To be an older brother is to be loved and respected unconditionally. They follow my example, gleefully imitating my actions and mannerisms. When I am home, they trail me through the house wanting to play or show me this and that. As a young man, I am used to earning my respect and affection, especially with women. My sisters have done well to remind me of the importance of family and the bond that runs through it.
When my first sister came home from the hospital, I knew that my home life would be different, but never expected such far-reaching change. Being an older brother has become a part of my identity.
When I first taught her to high-five at six months, I began to understand that I was tasked with teaching her no matter how stubbornly I resisted. For the rest of my life, I would be a teacher and example to her. I read as much as possible around the house. I want them to think reading is cool. For Christmas, I gave both of my sisters books and have resolved to bestow literature upon them as gifts for the rest of their lives. I’m buying them both copies of Charlie and the Chocolate Factory in first grade. I want to read Oscar Wilde with them once they’ve entered college.
I never signed up to be a role model, a position for which I feel seldom qualified. The title of role model should be reserved for great men, wise men with titles like cardiac electrophyisiologist. Living in my father’s shadow would be intimidating had he not taught me about the mensch, a Yiddish term for a person of integrity.
For all his degrees and experience, his lessons and teachings, the one he has most firmly impressed upon me is that a man’s worth is measured not in intelligence or material wealth, but in virtue. His success is demonstrated by those he has mentored, his character defined by the example he sets for others.

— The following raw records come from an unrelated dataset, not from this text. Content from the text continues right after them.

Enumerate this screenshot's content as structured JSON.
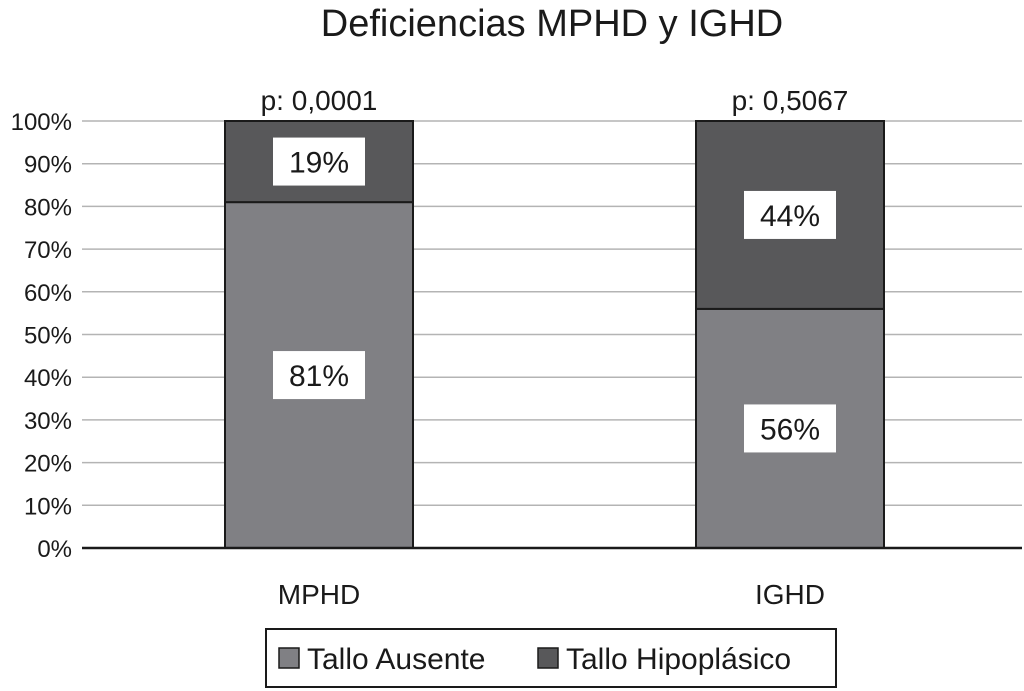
{
  "chart_data": {
    "type": "bar",
    "stacked": true,
    "title": "Deficiencias MPHD y IGHD",
    "categories": [
      "MPHD",
      "IGHD"
    ],
    "annotations": [
      "p: 0,0001",
      "p: 0,5067"
    ],
    "series": [
      {
        "name": "Tallo Ausente",
        "values": [
          81,
          56
        ],
        "labels": [
          "81%",
          "56%"
        ],
        "color": "#808084"
      },
      {
        "name": "Tallo Hipoplásico",
        "values": [
          19,
          44
        ],
        "labels": [
          "19%",
          "44%"
        ],
        "color": "#58585a"
      }
    ],
    "yticks": [
      "0%",
      "10%",
      "20%",
      "30%",
      "40%",
      "50%",
      "60%",
      "70%",
      "80%",
      "90%",
      "100%"
    ],
    "ylim": [
      0,
      100
    ],
    "grid": true,
    "legend": "bottom"
  }
}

Though I am no mensch, my sisters have provided me with a sense of direction in becoming one. I know that they will look to me for example throughout their lives regardless of my accomplishments or lack thereof, that they will trust and look up to their older brother simply because of my position in the family.
Many men have been lost on the serpentine path to virtue, which is riddled with traps and distractions. Whenever I feel lost, I need only look to the ground and follow my father’s footsteps as I hope my sisters will be able to follow mine.